Chicken in Business
In my previous post, I discussed the game of Chicken, where two kids in denim jackets and James Dean haircuts get into cars and drive toward each other at high speed. The first one to swerve loses, but there’s a real possibility neither one will blink and both will be hurt. If you’re an improviser, it often pays to be the one who blinks. Yes, you go with someone else’s ideas instead of your own, but the scene and show will be better for it.
In business, one of the most common ways to play Chicken is what’s called Schedule Chicken. In Schedule Chicken, managers face off against each other in a meeting room and none of them is willing to admit that they will not meet whatever obviously unrealistic deadline has been placed in front of them. Because they agreed to that schedule at the start of the project, whoever blinks will be blamed for causing the project to slip if they have to ask for more time.
Unrealistic schedules are deadly. In her Harvard Business Review article “How to Kill Creativity”, Teresa M. Amibile notes:
Organizations routinely kill creativity with fake deadlines or impossibly tight ones. The former create distrust and the latter cause burnout.
In business, it can be tough to say that you have no chance of meeting a schedule, regardless of how optimistic it might be. If the other managers or workers on a team say that they can make their deadlines with no problem, it means that you are the one causing the slip. Of course, it might be complete fiction that the other teams could have been ready in time, but if you’re the first one to admit that you won’t make it, you’re the one who gets the blame.

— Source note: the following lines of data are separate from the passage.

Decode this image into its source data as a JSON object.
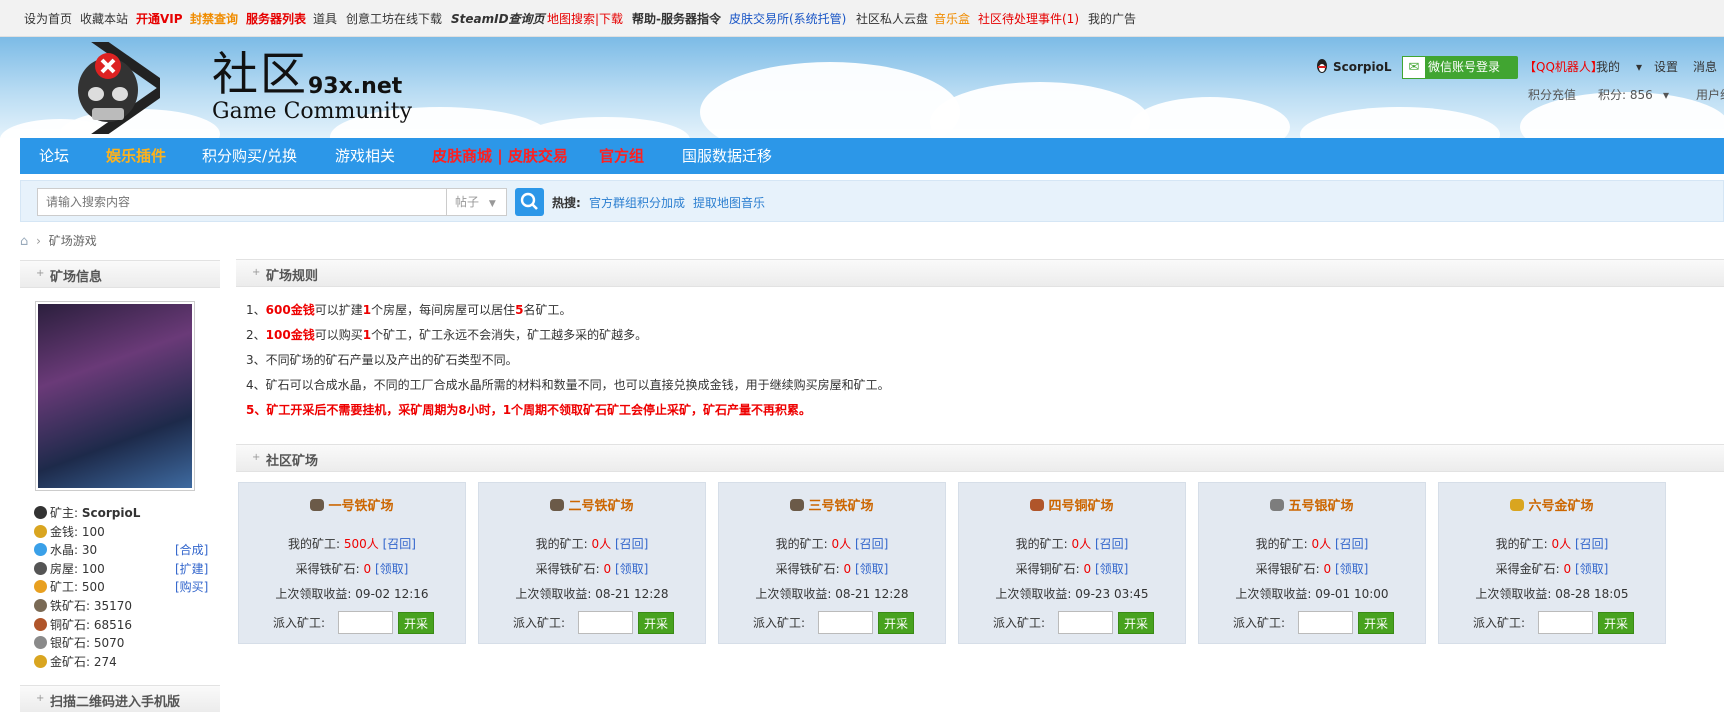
{
  "topbar": {
    "items": [
      {
        "label": "设为首页",
        "color": "#333333"
      },
      {
        "label": "收藏本站",
        "color": "#333333"
      },
      {
        "label": "开通VIP",
        "color": "#e60000"
      },
      {
        "label": "封禁查询",
        "color": "#f08c00"
      },
      {
        "label": "服务器列表",
        "color": "#e60000"
      },
      {
        "label": "道具",
        "color": "#333333"
      },
      {
        "label": "创意工坊在线下载",
        "color": "#333333"
      },
      {
        "label": "SteamID查询页",
        "color": "#333333"
      },
      {
        "label": "地图搜索|下载",
        "color": "#e60000"
      },
      {
        "label": "帮助-服务器指令",
        "color": "#333333"
      },
      {
        "label": "皮肤交易所(系统托管)",
        "color": "#1a56c6"
      },
      {
        "label": "社区私人云盘",
        "color": "#333333"
      },
      {
        "label": "音乐盒",
        "color": "#f08c00"
      },
      {
        "label": "社区待处理事件(1)",
        "color": "#e60000"
      },
      {
        "label": "我的广告",
        "color": "#333333"
      }
    ]
  },
  "header": {
    "logo_cn": "社区",
    "logo_domain": "93x.net",
    "logo_en": "Game Community",
    "username": "ScorpioL",
    "wechat_label": "微信账号登录",
    "qq_robot": "【QQ机器人】",
    "my": "我的",
    "settings": "设置",
    "messages": "消息",
    "points_recharge": "积分充值",
    "points": "积分: 856",
    "user_group": "用户组"
  },
  "nav": {
    "items": [
      {
        "label": "论坛",
        "color": "#ffffff"
      },
      {
        "label": "娱乐插件",
        "color": "#ffb21a"
      },
      {
        "label": "积分购买/兑换",
        "color": "#ffffff"
      },
      {
        "label": "游戏相关",
        "color": "#ffffff"
      },
      {
        "label": "皮肤商城 | 皮肤交易",
        "color": "#ff2020"
      },
      {
        "label": "官方组",
        "color": "#ff2020"
      },
      {
        "label": "国服数据迁移",
        "color": "#ffffff"
      }
    ]
  },
  "search": {
    "placeholder": "请输入搜索内容",
    "type": "帖子",
    "hot_label": "热搜:",
    "hot_items": [
      "官方群组积分加成",
      "提取地图音乐"
    ]
  },
  "breadcrumb": {
    "current": "矿场游戏"
  },
  "sidebar": {
    "title": "矿场信息",
    "stats": [
      {
        "label": "矿主:",
        "value": "ScorpioL",
        "link": "",
        "icon_color": "#333333"
      },
      {
        "label": "金钱:",
        "value": "100",
        "link": "",
        "icon_color": "#d9a520"
      },
      {
        "label": "水晶:",
        "value": "30",
        "link": "[合成]",
        "icon_color": "#3aa0e8"
      },
      {
        "label": "房屋:",
        "value": "100",
        "link": "[扩建]",
        "icon_color": "#555555"
      },
      {
        "label": "矿工:",
        "value": "500",
        "link": "[购买]",
        "icon_color": "#e8a020"
      },
      {
        "label": "铁矿石:",
        "value": "35170",
        "link": "",
        "icon_color": "#7a6a55"
      },
      {
        "label": "铜矿石:",
        "value": "68516",
        "link": "",
        "icon_color": "#b0552a"
      },
      {
        "label": "银矿石:",
        "value": "5070",
        "link": "",
        "icon_color": "#8a8a8a"
      },
      {
        "label": "金矿石:",
        "value": "274",
        "link": "",
        "icon_color": "#d9a520"
      }
    ],
    "qr_title": "扫描二维码进入手机版"
  },
  "rules": {
    "title": "矿场规则",
    "items": [
      [
        "1、",
        "600金钱",
        "可以扩建",
        "1",
        "个房屋，每间房屋可以居住",
        "5",
        "名矿工。"
      ],
      [
        "2、",
        "100金钱",
        "可以购买",
        "1",
        "个矿工，矿工永远不会消失，矿工越多采的矿越多。",
        "",
        ""
      ],
      [
        "3、不同矿场的矿石产量以及产出的矿石类型不同。"
      ],
      [
        "4、矿石可以合成水晶，不同的工厂合成水晶所需的材料和数量不同，也可以直接兑换成金钱，用于继续购买房屋和矿工。"
      ],
      [
        "5、矿工开采后不需要挂机，采矿周期为8小时，1个周期不领取矿石矿工会停止采矿，矿石产量不再积累。"
      ]
    ]
  },
  "mines_section": {
    "title": "社区矿场"
  },
  "mines": [
    {
      "name": "一号铁矿场",
      "workers": "500",
      "ore_label": "采得铁矿石:",
      "ore": "0",
      "last": "09-02 12:16",
      "icon_color": "#6b5a48"
    },
    {
      "name": "二号铁矿场",
      "workers": "0",
      "ore_label": "采得铁矿石:",
      "ore": "0",
      "last": "08-21 12:28",
      "icon_color": "#6b5a48"
    },
    {
      "name": "三号铁矿场",
      "workers": "0",
      "ore_label": "采得铁矿石:",
      "ore": "0",
      "last": "08-21 12:28",
      "icon_color": "#6b5a48"
    },
    {
      "name": "四号铜矿场",
      "workers": "0",
      "ore_label": "采得铜矿石:",
      "ore": "0",
      "last": "09-23 03:45",
      "icon_color": "#b0552a"
    },
    {
      "name": "五号银矿场",
      "workers": "0",
      "ore_label": "采得银矿石:",
      "ore": "0",
      "last": "09-01 10:00",
      "icon_color": "#7d7d7d"
    },
    {
      "name": "六号金矿场",
      "workers": "0",
      "ore_label": "采得金矿石:",
      "ore": "0",
      "last": "08-28 18:05",
      "icon_color": "#d9a520"
    }
  ],
  "mine_labels": {
    "my_workers": "我的矿工:",
    "unit": "人",
    "recall": "[召回]",
    "collect": "[领取]",
    "last_income": "上次领取收益:",
    "dispatch": "派入矿工:",
    "start": "开采"
  }
}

How you solve the game of Schedule Chicken depends on your corporate culture. Companies that follow a philosophy of not shipping until something is ready can reduce the possibility of Schedule Chicken, especially if they don’t set final deadlines until the project is well underway. For multiyear efforts, final deadlines and announcements should be kept out of the press as long as possible. Companies that use agile development and roll out small updates frequently avoid Schedule Chicken by shipping when the update is ready and not announcing times until the next increment is ready to go.